Saturday, April 2, 2011

OT A to Z: B is for Balance

After consulting my OT colleagues on Twitter (thanks, @kirstyes!), it was decided that B is for Balance...occupational balance that is!
Image by cogdogblog and used under a Creative Commons License.

The concept of balance is certainly one that garners media and public press attention. Usually this is the form of discussions surrounding work-life balance. So I think there is at least a general acceptance of the notion that it is healthy to balance the activity demands and roles in our lives. And while many people may agree with the concept, this is probably one of those areas where knowing and doing may not always coincide.

But how do OTs view balance? OTs readily state that there needs to be a balance in our occupations - often thought of in general terms or self-care, work, and leisure. OTs would also assert that occupational balance and health are interdependent. Changes in health may impact occupational balance - either in the short-term or long-term, but occupational imbalance certainly may impact health.

First, how may health impact occupational balance? Let's think of two clients - perhaps one who underwent a total hip replacement due to osteoarthritis and another who had a spinal cord injury (SCI). The person with the total hip replacement will certainly experience occupational imbalance - he or she will initially have difficulty performing activities of daily living (ADLs) such as dressing, bathing, and toileting and much effort will be focused on completing self-care tasks. However, she or she will also have difficulty performing instrumental ADLs such as driving, meal preparation, and home management and most likely is temporarily not going to participate in work or leisure activities. But with the assistance of an OT, he or she will be able to adapt (our "A" word) some activities and perform them in a different way - such as dressing his or her lower extremities using adaptive equipment. And we can also assume that in a fairly short period of time, his or her ability to perform the range of occupations - from self-care to work and leisure - will be improved with recovery from the surgery and increased strength.

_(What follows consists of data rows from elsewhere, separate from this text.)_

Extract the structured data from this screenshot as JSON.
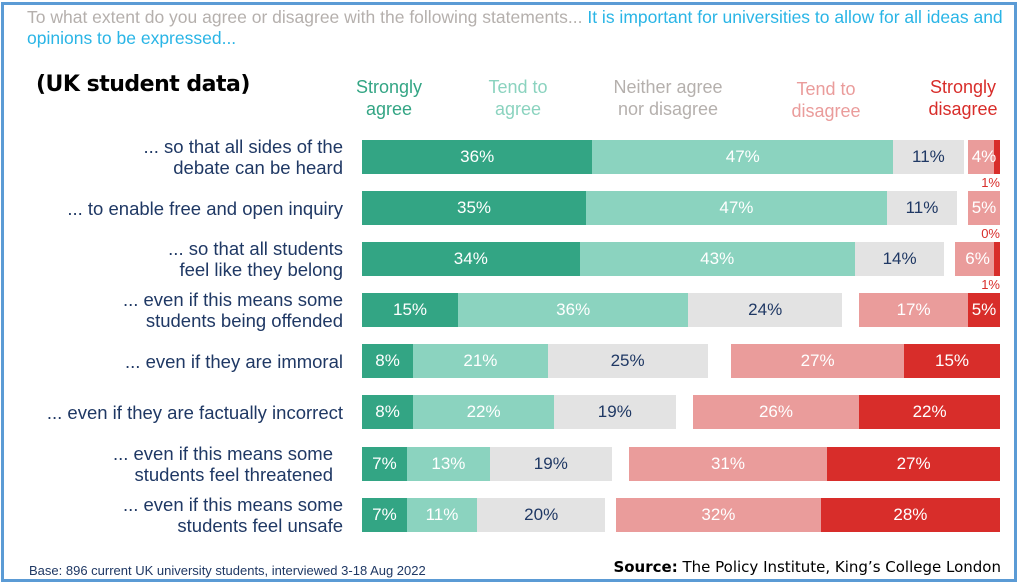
{
  "title": {
    "question": "To what extent do you agree or disagree with the following statements...",
    "statement": "It is important for universities to allow for all ideas and opinions to be expressed..."
  },
  "subtitle": "(UK student data)",
  "footer": {
    "base": "Base: 896 current UK university students, interviewed 3-18 Aug 2022",
    "source_label": "Source:",
    "source_text": "The Policy Institute, King’s College London"
  },
  "colors": {
    "strongly_agree": "#33a584",
    "tend_agree": "#8bd3bf",
    "neither": "#e3e3e3",
    "tend_disagree": "#ea9c9b",
    "strongly_disagree": "#d82d2a"
  },
  "chart_data": {
    "type": "bar",
    "orientation": "horizontal-diverging-stacked",
    "title": "It is important for universities to allow for all ideas and opinions to be expressed...",
    "unit": "%",
    "legend_position": "top",
    "series": [
      {
        "key": "strongly_agree",
        "name": "Strongly agree",
        "values": [
          36,
          35,
          34,
          15,
          8,
          8,
          7,
          7
        ]
      },
      {
        "key": "tend_agree",
        "name": "Tend to agree",
        "values": [
          47,
          47,
          43,
          36,
          21,
          22,
          13,
          11
        ]
      },
      {
        "key": "neither",
        "name": "Neither agree nor disagree",
        "values": [
          11,
          11,
          14,
          24,
          25,
          19,
          19,
          20
        ]
      },
      {
        "key": "tend_disagree",
        "name": "Tend to disagree",
        "values": [
          4,
          5,
          6,
          17,
          27,
          26,
          31,
          32
        ]
      },
      {
        "key": "strongly_disagree",
        "name": "Strongly disagree",
        "values": [
          1,
          0,
          1,
          5,
          15,
          22,
          27,
          28
        ]
      }
    ],
    "categories": [
      "... so that all sides of the debate can be heard",
      "... to enable free and open inquiry",
      "... so that all students feel like they belong",
      "... even if this means some students being offended",
      "... even if they are immoral",
      "... even if they are factually incorrect",
      "... even if this means some students feel threatened",
      "... even if this means some students feel unsafe"
    ],
    "category_lines": [
      [
        "... so that all sides of the",
        "debate can be heard"
      ],
      [
        "... to enable free and open inquiry"
      ],
      [
        "... so that all students",
        "feel like they belong"
      ],
      [
        "... even if this means some",
        "students being offended"
      ],
      [
        "... even if they are immoral"
      ],
      [
        "... even if they are factually incorrect"
      ],
      [
        "... even if this means some",
        "students feel threatened"
      ],
      [
        "... even if this means some",
        "students feel unsafe"
      ]
    ],
    "legend_lines": [
      [
        "Strongly",
        "agree"
      ],
      [
        "Tend to",
        "agree"
      ],
      [
        "Neither agree",
        "nor disagree"
      ],
      [
        "Tend to",
        "disagree"
      ],
      [
        "Strongly",
        "disagree"
      ]
    ]
  }
}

However, if we think of a client with SCI, it is easy to recognize that not only may they have difficulty performing many occupations but the time required to perform them leads to an imbalance. Early in my OT career, I worked with a college student who sustained a cervical SCI. He made terrific progress in his rehabilitation and achieved his goal of returning to school in a matter of months. However, he did not stay away at school for long. In talking to him some time later, he shared with me that while at college he could do everything he needed to do himself, it took him so long to do everything that tending to much beyond his self-care and making it to classes was not realistic. So when friends called to go out, he quickly grew frustrated with the time that it took him to get ready and felt that he missed many social activities because of this. So because his self-care activities took such as large portion of his time, he had difficulty achieving occupational balance.

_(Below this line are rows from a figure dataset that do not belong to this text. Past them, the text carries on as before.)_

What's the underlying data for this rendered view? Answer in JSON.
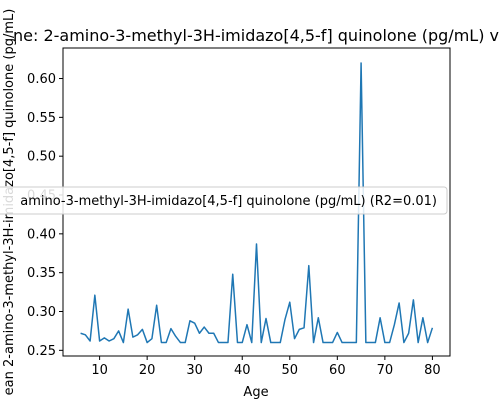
{
  "chart_data": {
    "type": "line",
    "title": "ne: 2-amino-3-methyl-3H-imidazo[4,5-f] quinolone (pg/mL) v",
    "xlabel": "Age",
    "ylabel": "ean 2-amino-3-methyl-3H-imidazo[4,5-f] quinolone (pg/mL)",
    "xlim": [
      2.3,
      83.7
    ],
    "ylim": [
      0.2427,
      0.6393
    ],
    "x_ticks": [
      10,
      20,
      30,
      40,
      50,
      60,
      70,
      80
    ],
    "x_tick_labels": [
      "10",
      "20",
      "30",
      "40",
      "50",
      "60",
      "70",
      "80"
    ],
    "y_ticks": [
      0.25,
      0.3,
      0.35,
      0.4,
      0.45,
      0.5,
      0.55,
      0.6
    ],
    "y_tick_labels": [
      "0.25",
      "0.30",
      "0.35",
      "0.40",
      "0.45",
      "0.50",
      "0.55",
      "0.60"
    ],
    "legend": {
      "text": "amino-3-methyl-3H-imidazo[4,5-f] quinolone (pg/mL) (R2=0.01)",
      "placement": "center"
    },
    "grid": false,
    "series": [
      {
        "color": "#1f77b4",
        "x": [
          6,
          7,
          8,
          9,
          10,
          11,
          12,
          13,
          14,
          15,
          16,
          17,
          18,
          19,
          20,
          21,
          22,
          23,
          24,
          25,
          26,
          27,
          28,
          29,
          30,
          31,
          32,
          33,
          34,
          35,
          36,
          37,
          38,
          39,
          40,
          41,
          42,
          43,
          44,
          45,
          46,
          47,
          48,
          49,
          50,
          51,
          52,
          53,
          54,
          55,
          56,
          57,
          58,
          59,
          60,
          61,
          62,
          63,
          64,
          65,
          66,
          67,
          68,
          69,
          70,
          71,
          72,
          73,
          74,
          75,
          76,
          77,
          78,
          79,
          80
        ],
        "values": [
          0.272,
          0.27,
          0.262,
          0.321,
          0.262,
          0.266,
          0.262,
          0.265,
          0.275,
          0.26,
          0.303,
          0.267,
          0.27,
          0.277,
          0.26,
          0.265,
          0.308,
          0.26,
          0.26,
          0.278,
          0.268,
          0.26,
          0.26,
          0.288,
          0.285,
          0.272,
          0.28,
          0.272,
          0.272,
          0.26,
          0.26,
          0.26,
          0.348,
          0.26,
          0.26,
          0.283,
          0.26,
          0.387,
          0.26,
          0.291,
          0.26,
          0.26,
          0.26,
          0.29,
          0.312,
          0.265,
          0.277,
          0.279,
          0.359,
          0.26,
          0.292,
          0.26,
          0.26,
          0.26,
          0.273,
          0.26,
          0.26,
          0.26,
          0.26,
          0.62,
          0.26,
          0.26,
          0.26,
          0.292,
          0.26,
          0.26,
          0.283,
          0.311,
          0.26,
          0.272,
          0.315,
          0.26,
          0.292,
          0.26,
          0.279
        ]
      }
    ]
  }
}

What are some ways that occupational balance affect health? I think one area where this is truly evident is the occupational imbalance experienced by caregivers. Hunt and Smith (2004) studied the experiences of caregivers of people with stroke and found that many reported changes in their activities, their roles, and their routines. While this is probably not a surprise, it certainly warrants increased attention as reports of studies indicate that caregivers also sustain decreased health status.

Furthermore, this is really an area where OTs have the expertise to contribute to the public discourse on health. It is an interesting prospect to consider how many public health challenges could be improved at least if more attention were focused on occupational balance.

What do you think?
  • Do OTs have a role in addressing the occupational balance in a public forum? If so, how might this be accomplished?
  • What about in working with clients - do you address the occupational balance of their caregivers?
  • How do you strive to achieve occupational balance in your own life?


Hunt, D. & Smith, J. (2004) The personal experience of carers of stroke

survivors: an interpretative phenomenological analysis. Disability and Rehabilitation, 26 (16), 1000- 1011.


  1. Hi I think blog posts like this and opening up debate about our ideas and philosophy is one way to start addressing it. I suppose one thing to mention is that balance does not mean an automatic three way split but is different for everyone. Some people are happiest on the go and dont like time out 'alone' dor themselves. Perhaps balance is the outcome more than the process. So for example with the SCI example perhaps getting some help with personal care so that he had time to go out and engage socially might have provided a more satisfying balance.
    I know when I was in practice I always talked to carers about their needs and suggested respite for them so that they could engage in leisure or study/work opportunities. The opportunities for respite were often limited due to funding though.
    Now when it comes to balance in my own life let's just say I'm trying to work out where that lies. I know I've been spending far too much time working and have tried to reduce that but being single when I'm not working I end up just vegging in front of the tv or computer. Balance can be so interlinked with your physical and social environments.
    I think for us in the West it will be an ongoing issue, wonder whether there are any cultures out there or people that feel they've for it just right.

    Enjoyed this one again.



  2. You are definitely right - balance is also a matter of personal perspective. We have all known people who spent the majority of their time working to the exclusion of other occupations. While the health aspects of this could be discussed, the person cannot imagine living another way.